Mercury rotates three times on its axis (a “day”) for every two times it goes around the Sun (a “year”), so there is all sorts of weird phasing that goes on (something like the Moon always showing the same face to Earth, but a bit more complicated). Not only that, but its orbit is highly elliptical, ranging from 46 to 70 million km from the Sun. All this together means that the same half of Mercury is facing the Sun every other* time it reaches perihelion (closest point in its orbit to the Sun).

Do you see that circular feature to the upper right, slightly lighter in color than the surrounding plains? That’s Caloris Basin, the Basin of Heat. It’s called that because when Mercury reaches perihelion, that spot is close to being aimed right at the Sun. It’s one of the worsts spot on Mercury to live, if you’re considering a winter home there. Caloris Basin (formed in some ancient and very large impact) is over 1300 kilometers across – roughly as big as Texas. The mountains ringing it are 2 km high.

Because of the weird spin/orbit coupling, when Mariner 10 passed Mercury in 1974, it never was able to see the western rim of Caloris Basin. But there it is, right there, seen by human eyes for the very first time.

Awesome.

The cratering is lovely. Mercury is literally saturated with craters; a new impact is likely to wipe out more craters than it would form. There are rays visible, too, streaks of material ejected after an impact. We see those on the Moon as well. It looks like there are more craters near the left edge, but I think that’s an illusion; to them the Sun is low on the horizon and rim shadows are longer. That exaggerates the crateriness of the craters there, while ones under the Sun have short shadows, making them hard to see.
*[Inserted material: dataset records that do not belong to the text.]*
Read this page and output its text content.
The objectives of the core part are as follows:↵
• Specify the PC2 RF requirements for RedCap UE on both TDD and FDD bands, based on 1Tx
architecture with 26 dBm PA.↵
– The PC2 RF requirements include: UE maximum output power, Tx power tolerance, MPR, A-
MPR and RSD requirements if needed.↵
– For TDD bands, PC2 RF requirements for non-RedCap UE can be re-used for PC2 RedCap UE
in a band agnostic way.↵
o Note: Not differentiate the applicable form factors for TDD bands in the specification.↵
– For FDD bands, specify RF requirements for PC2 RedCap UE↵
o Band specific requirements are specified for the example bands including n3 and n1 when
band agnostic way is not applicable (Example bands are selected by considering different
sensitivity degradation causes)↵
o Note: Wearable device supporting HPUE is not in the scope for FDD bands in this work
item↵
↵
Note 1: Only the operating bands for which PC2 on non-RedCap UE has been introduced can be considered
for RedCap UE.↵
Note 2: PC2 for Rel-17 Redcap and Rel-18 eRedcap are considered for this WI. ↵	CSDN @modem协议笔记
All in all, wow. Wowee wow wow.

And this is just the first close up image! We’ll be getting more in a few days, and then more again in the next flyby, and then, in 2011, we’ll get as many images of this tiny, hot, battered, dense and neglected planet as we can handle.

Look what we did! Man, I love this stuff.

* Well, nuts. Commenter Solomon pointed out I messed up this description; I originally left the word “other” out. Oops. I put it in, and thank Solomon for finding this!